No entanto, Katanforoosh diz que o o3 tende a alucinar links de sites quebrados. O modelo fornece um link que, quando clicado, não funciona.
No Brasil, onde a discussão sobre regulação de IA está avançando com o Projeto de Lei 2338/2023 (conhecido como Marco Legal da IA), o problema das alucinações ganha relevância adicional. O projeto, atualmente em tramitação no Congresso Nacional, prevê responsabilização para empresas cujos sistemas de IA causem danos por informações incorretas ou enganosas.
Renato Leite, advogado especializado em direito digital e novas tecnologias, comenta: “O aumento das alucinações em modelos mais avançados pode ter implicações jurídicas significativas no Brasil, especialmente quando o Marco Legal da IA for aprovado.
Empresas que utilizam esses sistemas precisarão implementar verificações adicionais para mitigar riscos legais.”
Possíveis soluções
Uma abordagem promissora para aumentar a precisão dos modelos é dar a eles capacidades de pesquisa na web. O GPT-4o da OpenAI com pesquisa na web alcança 90% de precisão no SimpleQA, outro dos benchmarks de precisão da OpenAI.
Potencialmente, a pesquisa poderia melhorar as taxas de alucinação dos modelos de raciocínio também — pelo menos nos casos em que os usuários estão dispostos a expor prompts a um provedor de pesquisa terceirizado.
Se escalar modelos de raciocínio realmente continuar a piorar as alucinações, isso tornará a busca por uma solução ainda mais urgente.
Abordar alucinações em todos os nossos modelos é uma área de pesquisa contínua, e estamos trabalhando continuamente para melhorar sua precisão e confiabilidade”, disse o porta-voz da OpenAI, Niko Felix, em um e-mail ao TechCrunch.
O dilema da indústria de IA
No último ano, a indústria de IA mais ampla mudou seu foco para modelos de raciocínio depois que técnicas para melhorar os modelos de IA tradicionais começaram a mostrar retornos decrescentes.

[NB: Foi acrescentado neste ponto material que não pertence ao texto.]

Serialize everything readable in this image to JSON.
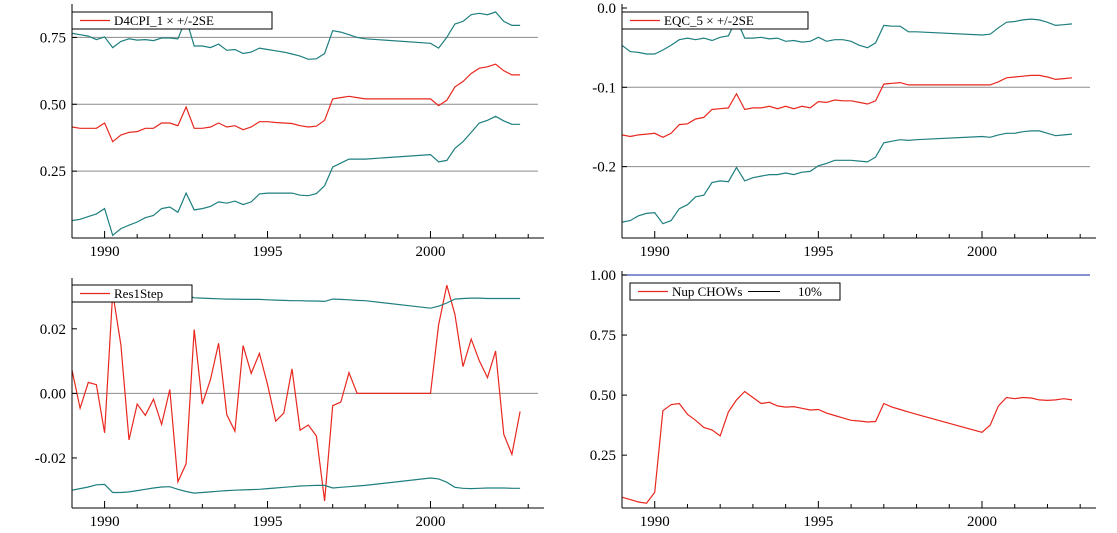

O raciocínio melhora o desempenho do modelo em uma variedade de tarefas sem exigir quantidades massivas de computação e dados durante o treinamento. No entanto, parece que o raciocínio também pode levar a mais alucinações — apresentando um desafio significativo.
Este paradoxo levanta questões importantes sobre o futuro do desenvolvimento de IA. À medida que os modelos se tornam mais capazes em certas áreas, eles podem simultaneamente se tornar menos confiáveis em outras? Como os pesquisadores podem equilibrar a capacidade de raciocínio avançado com a necessidade de precisão factual?
Para usuários e empresas brasileiras que dependem cada vez mais desses sistemas, a mensagem é clara; mesmo os modelos de IA mais avançados ainda exigem verificação humana cuidadosa, especialmente quando usados para tarefas onde a precisão é crucial.
Essa realidade reforça a importância de uma abordagem híbrida, combinando a eficiência da IA com a supervisão humana, particularmente em contextos culturais e linguísticos específicos como o brasileiro.